Dalla moda al cinema, Fischer è stata la dolce Rosetta in Le amiche
ROMA. Appartiene a una generazione passata la memoria cinematografica della bellissima Madeleine Fischer, scomparsa mercoledì nella sua dorata Gubbio dopo anni spesi a combattere un male che le aveva perfino fatto desiderare l'eutanasia nella sua terra natale, la Svizzera. Nata a Romanshorn nel 1935 da un industriale elvetico e da mamma italiana, Madeleine dal padre erediterà il gusto dell'impresa, ma sceglie le passioni artistiche della madre. Trasferitasi a Roma, transita per le passerelle dell'alta moda ma i suoi amici amano l'arte, fanno il cinema.
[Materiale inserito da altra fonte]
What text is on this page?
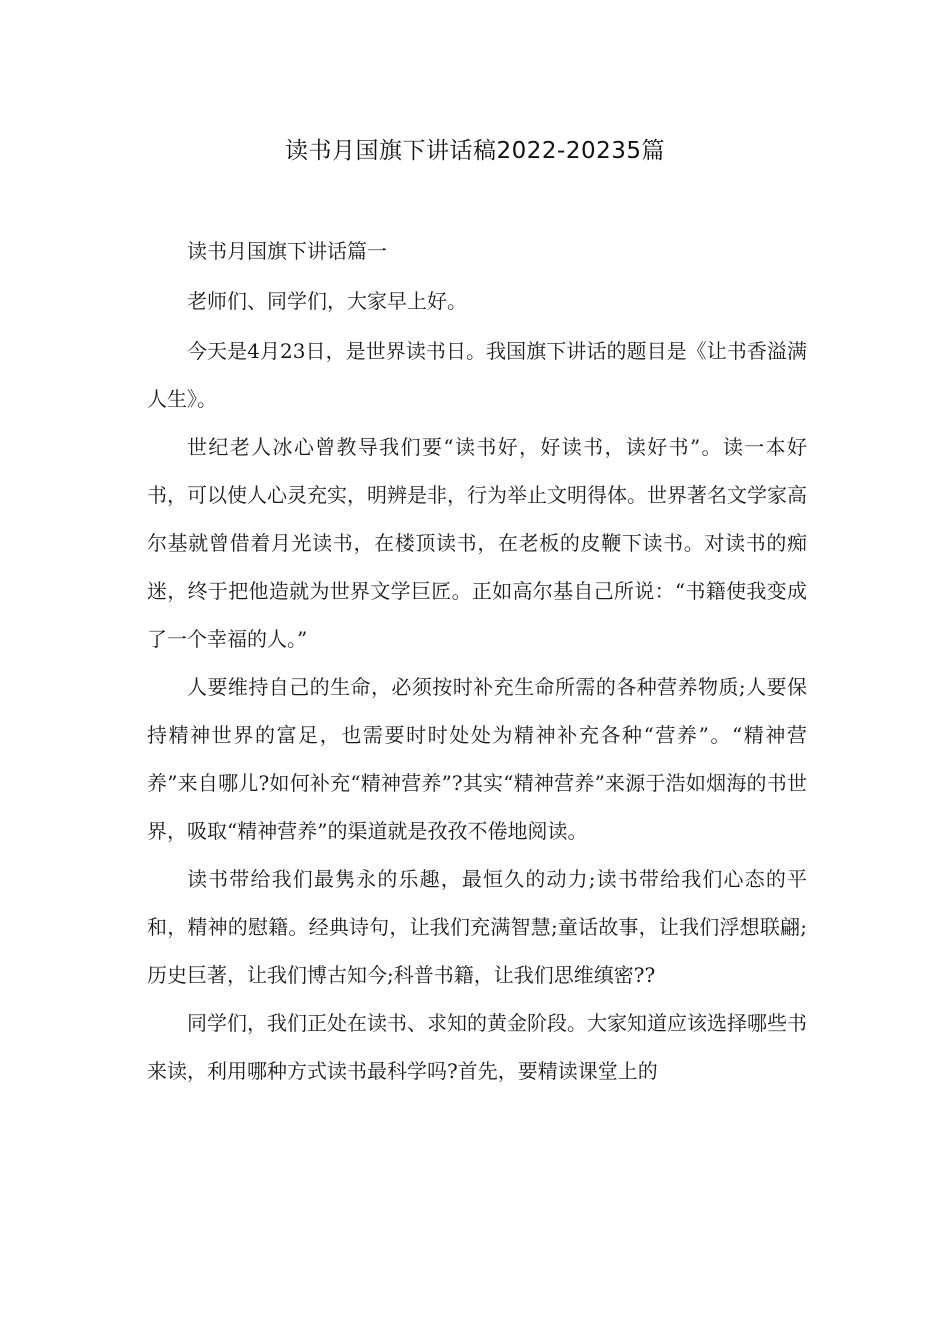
读书月国旗下讲话稿2022-20235篇
读书月国旗下讲话篇一
老师们、同学们，大家早上好。

今天是4月23日，是世界读书日。我国旗下讲话的题目是《让书香溢满人生》。

世纪老人冰心曾教导我们要“读书好，好读书，读好书”。读一本好书，可以使人心灵充实，明辨是非，行为举止文明得体。世界著名文学家高尔基就曾借着月光读书，在楼顶读书，在老板的皮鞭下读书。对读书的痴迷，终于把他造就为世界文学巨匠。正如高尔基自己所说：“书籍使我变成了一个幸福的人。”

人要维持自己的生命，必须按时补充生命所需的各种营养物质;人要保持精神世界的富足，也需要时时处处为精神补充各种“营养”。“精神营养”来自哪儿?如何补充“精神营养”?其实“精神营养”来源于浩如烟海的书世界，吸取“精神营养”的渠道就是孜孜不倦地阅读。

读书带给我们最隽永的乐趣，最恒久的动力;读书带给我们心态的平和，精神的慰籍。经典诗句，让我们充满智慧;童话故事，让我们浮想联翩;历史巨著，让我们博古知今;科普书籍，让我们思维缜密??

同学们，我们正处在读书、求知的黄金阶段。大家知道应该选择哪些书来读，利用哪种方式读书最科学吗?首先，要精读课堂上的
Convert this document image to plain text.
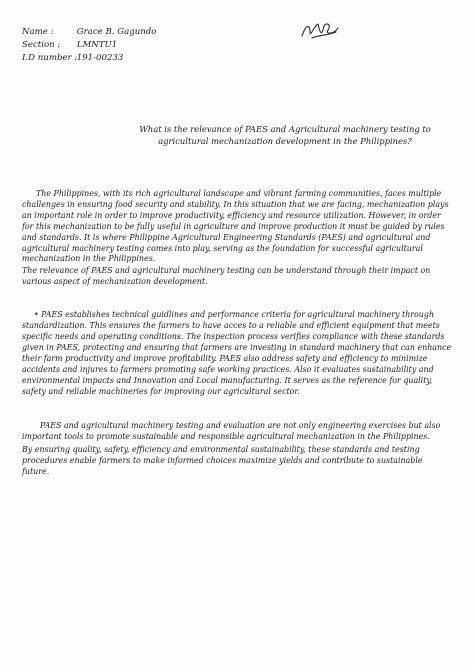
Name :	Grace B. Gagundo
Section : LMNTU1
I.D number : 191-00233
What is the relevance of PAES and Agricultural machinery testing to agricultural mechanization development in the Philippines?

The Philippines, with its rich agricultural landscape and vibrant farming communities, faces multiple challenges in ensuring food security and stability. In this situation that we are facing, mechanization plays an important role in order to improve productivity, efficiency and resource utilization. However, in order for this mechanization to be fully useful in agriculture and improve production it must be guided by rules and standards. It is where Philippine Agricultural Engineering Standards (PAES) and agricultural and agricultural machinery testing comes into play, serving as the foundation for successful agricultural mechanization in the Philippines.

The relevance of PAES and agricultural machinery testing can be understand through their impact on various aspect of mechanization development.

• PAES establishes technical guidlines and performance criteria for agricultural machinery through standardization. This ensures the farmers to have acces to a reliable and efficient equipment that meets specific needs and operating conditions. The inspection process verifies compliance with these standards given in PAES, protecting and ensuring that farmers are investing in standard machinery that can enhance their farm productivity and improve profitability. PAES also address safety and efficiency to minimize accidents and injures to farmers promoting safe working practices. Also it evaluates sustainability and environmental impacts and Innovation and Local manufacturing. It serves as the reference for quality, safety and reliable machineries for improving our agricultural sector.

PAES and agricultural machinery testing and evaluation are not only engineering exercises but also important tools to promote sustainable and responsible agricultural mechanization in the Philippines.

By ensuring quality, safety, efficiency and environmental sustainability, these standards and testing procedures enable farmers to make informed choices maximize yields and contribute to sustainable future.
È Gabriele Ferzetti a presentarla a Michelangelo Antonioni dopo che Madeleine ha fatto il suo esordio in un film a episodi di Alfredo Guarini nel 1953. Il regista di Cronaca di un amore ne fa una delle protagoniste di Le amiche (1955). È la dolce e timida Rosetta Savoni che finirà suicida per amore. Potrebbe essere l'inizio di una carriera folgorante, specie dopo la conferma con Pietrangeli e il suo Lo scapolo a fianco di Alberto Sordi. Invece seguirà solo una manciata di film . Nel 1958 si sposa e lascia il set.